Ikolom.News – Ketua DPR RI Puan Maharani meminta maaf karena DPR RI belum bekerja dengan baik dan sempurna.
Hal ini disampaikan Puan usai melayat ke rumah duka Affan Kurniawan, pengemudi ojek online yang meninggal dunia karena dilindas kendaraan taktis (rantis) Brimob.
“Atas nama anggota DPR dan pimpinan DPR, sekali lagi saya meminta maaf jika kami sebagai wakil rakyat belum bisa bekerja dengan baik secara sempurna,” ujar Puan usai melayat ke rumah Affan di Dukuh Atas, Menteng, Jakarta Pusat, Sabtu (30/8/2025) yang dilansir dari laman berita kompas.com.
Puan mengatakan, DPR akan melakukan evaluasi dan membenahi diri agar bisa mendengar aspirasi masyarakat dengan lebih baik.

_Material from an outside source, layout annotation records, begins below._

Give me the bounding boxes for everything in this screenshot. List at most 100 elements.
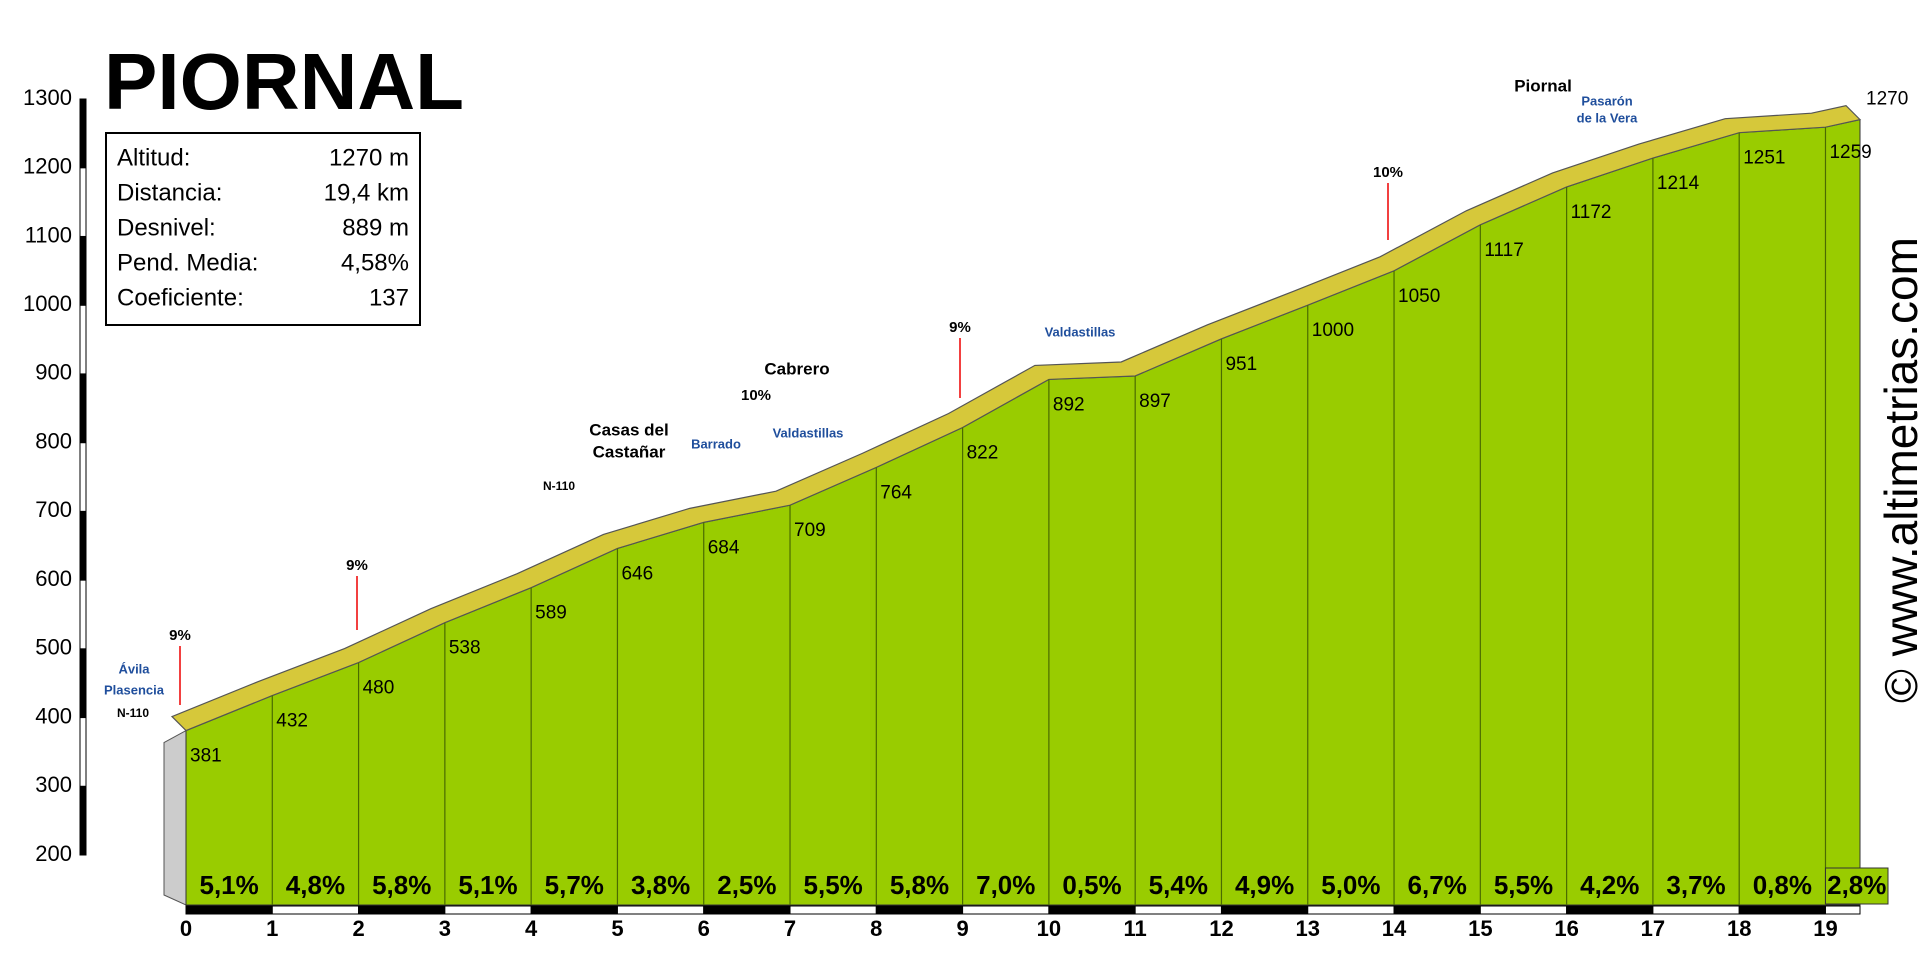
x-axis-segment <box>185 905 273 915</box>
y-axis-segment <box>79 304 87 375</box>
gradient-label: 0,8% <box>1753 870 1812 900</box>
x-axis-segment <box>1220 905 1309 915</box>
x-axis-segment <box>1048 905 1136 915</box>
annotation: 9% <box>346 557 368 574</box>
info-value: 4,58% <box>341 249 409 276</box>
x-tick-label: 1 <box>266 916 278 941</box>
x-tick-label: 14 <box>1382 916 1407 941</box>
gradient-label: 5,7% <box>545 870 604 900</box>
x-tick-label: 8 <box>870 916 882 941</box>
y-axis-segment <box>79 98 87 169</box>
x-axis-segment <box>789 905 877 915</box>
y-tick-label: 1300 <box>23 85 72 110</box>
elevation-label: 1251 <box>1743 148 1785 169</box>
elevation-label: 764 <box>880 482 912 503</box>
annotation: Plasencia <box>104 682 165 697</box>
elevation-label: 1050 <box>1398 286 1440 307</box>
x-tick-label: 3 <box>439 916 451 941</box>
gradient-box <box>1824 867 1889 905</box>
x-axis-segment <box>1652 905 1740 915</box>
elevation-label: 822 <box>967 443 999 464</box>
gradient-label: 7,0% <box>976 870 1035 900</box>
annotation: Barrado <box>691 436 741 451</box>
elevation-label: 1000 <box>1312 320 1354 341</box>
x-axis-segment <box>1738 905 1826 915</box>
gradient-label: 5,5% <box>1494 870 1553 900</box>
x-tick-label: 7 <box>784 916 796 941</box>
x-axis-segment <box>1393 905 1481 915</box>
elevation-label: 897 <box>1139 391 1171 412</box>
x-axis-segment <box>616 905 705 915</box>
info-label: Distancia: <box>117 179 222 206</box>
x-tick-label: 9 <box>956 916 968 941</box>
annotation: Valdastillas <box>773 425 844 440</box>
watermark: © www.altimetrias.com <box>1875 237 1920 703</box>
elevation-label: 709 <box>794 520 826 541</box>
y-axis-segment <box>79 785 87 856</box>
gradient-label: 2,5% <box>717 870 776 900</box>
elevation-label: 1172 <box>1571 202 1612 223</box>
annotation: Ávila <box>118 661 150 676</box>
elevation-label: 1270 <box>1866 89 1908 110</box>
info-label: Desnivel: <box>117 214 216 241</box>
gradient-label: 6,7% <box>1408 870 1467 900</box>
x-axis-segment <box>1134 905 1222 915</box>
profile-area <box>185 118 1861 906</box>
gradient-label: 3,8% <box>631 870 690 900</box>
side-face <box>163 729 187 906</box>
x-tick-label: 17 <box>1641 916 1665 941</box>
y-axis-segment <box>79 442 87 512</box>
y-axis-segment <box>79 510 87 581</box>
x-tick-label: 12 <box>1209 916 1233 941</box>
elevation-label: 1117 <box>1484 240 1523 261</box>
y-tick-label: 900 <box>35 360 72 385</box>
x-axis-segment <box>1479 905 1568 915</box>
gradient-label: 5,0% <box>1321 870 1380 900</box>
gradient-label: 5,1% <box>200 870 259 900</box>
y-tick-label: 300 <box>35 772 72 797</box>
annotation: 10% <box>741 387 771 404</box>
x-axis-segment <box>444 905 532 915</box>
annotation: 9% <box>169 627 191 644</box>
elevation-label: 892 <box>1053 394 1085 415</box>
y-axis-segment <box>79 579 87 650</box>
x-axis-segment <box>358 905 446 915</box>
y-tick-label: 600 <box>35 566 72 591</box>
y-tick-label: 200 <box>35 841 72 866</box>
info-label: Coeficiente: <box>117 284 244 311</box>
y-tick-label: 1000 <box>23 291 72 316</box>
y-tick-label: 800 <box>35 428 72 453</box>
annotation: Casas del <box>589 420 668 439</box>
gradient-label: 5,1% <box>458 870 517 900</box>
elevation-label: 684 <box>708 537 740 558</box>
x-tick-label: 4 <box>525 916 538 941</box>
gradient-label: 5,4% <box>1149 870 1208 900</box>
info-box <box>105 132 421 326</box>
elevation-label: 480 <box>363 678 395 699</box>
x-tick-label: 5 <box>611 916 623 941</box>
elevation-label: 646 <box>621 563 653 584</box>
annotation: N-110 <box>543 479 575 493</box>
y-tick-label: 1200 <box>23 154 72 179</box>
x-axis-segment <box>1307 905 1395 915</box>
annotation: Piornal <box>1514 76 1572 95</box>
x-tick-label: 0 <box>180 916 192 941</box>
y-tick-label: 500 <box>35 635 72 660</box>
x-tick-label: 19 <box>1813 916 1837 941</box>
annotation: Castañar <box>593 442 666 461</box>
gradient-label: 4,8% <box>286 870 345 900</box>
annotation: de la Vera <box>1577 110 1638 125</box>
y-axis-segment <box>79 717 87 787</box>
x-tick-label: 15 <box>1468 916 1492 941</box>
x-axis-segment <box>1824 905 1861 915</box>
x-tick-label: 10 <box>1037 916 1061 941</box>
x-tick-label: 11 <box>1124 916 1147 941</box>
gradient-label: 4,9% <box>1235 870 1294 900</box>
y-axis-segment <box>79 167 87 237</box>
info-value: 1270 m <box>329 144 409 171</box>
gradient-label: 3,7% <box>1666 870 1725 900</box>
info-label: Pend. Media: <box>117 249 258 276</box>
gradient-label: 5,5% <box>804 870 863 900</box>
annotation: 9% <box>949 319 971 336</box>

“Kami akan mengevaluasi, kami akan berbenah diri, kami akan mendengar aspirasi rakyat dengan lebih sehat, lebih baik dalam gotong royong membangun bangsa,” kata Puan.
Dalam kunjungan ini, Puan terlihat ditemani sejumlah kader PDI-P, yaitu Gubernur DKI Jakarta Pramono Anung, Adian Napitupulu, Selly Andriany Gantina, Said Abdullah, MY Esti Wijayati, dan Once Mekel.
Sebelumnya, Wakil Gubernur DKI Jakarta, Rano Karno, juga telah lebih dahulu bertakziah ke rumah keluarga Affan.
Affan diketahui meninggal dunia pada Kamis (28/8/2025) di tengah aksi demonstrasi yang terjadi di kawasan Pejompongan, Jakarta Pusat. Affan meninggal usai terlindas rantis milik Brimob.
Saat ini, tujuh orang polisi sudah ditangkap dan tengah menjalani pemeriksaan oleh Divpropam Polri. Mereka telah ditetapkan sebagai terduga pelanggar etik.
Tujuh anggota Brimob yang melindas Affan ini antara lain Kompol Cosmas, Aipda M Rohyani, Briptu Danang, Bripda Mardin, Baharaka Yohanes David, Baharaka Jana Edi, dan Bripka Rohmat.
Para polisi ini sudah ditahan dalam penempatan khusus (patsus) di Divpropam Polri selama 20 hari ke depan untuk kebutuhan pemeriksaan.
Permintaan maaf Puan Maharani menjadi sinyal bahwa DPR merasa perlu lebih hadir dalam merespons keresahan masyarakat, terutama terkait isu pelanggaran aparat terhadap rakyat.
Kehadiran sejumlah tokoh politik, termasuk pejabat eksekutif daerah, menunjukkan bahwa kasus ini berimplikasi luas, bukan sekadar persoalan hukum, tetapi juga moral dan kepercayaan publik. Proses hukum terhadap tujuh anggota Brimob akan menjadi ujian transparansi Polri dalam menegakkan aturan di tubuh institusi sendiri.
Momen ini berpotensi menjadi titik balik bagi DPR untuk memperkuat fungsi pengawasan terhadap aparat negara, sekaligus menegaskan komitmen politik dalam melindungi hak-hak warga sipil.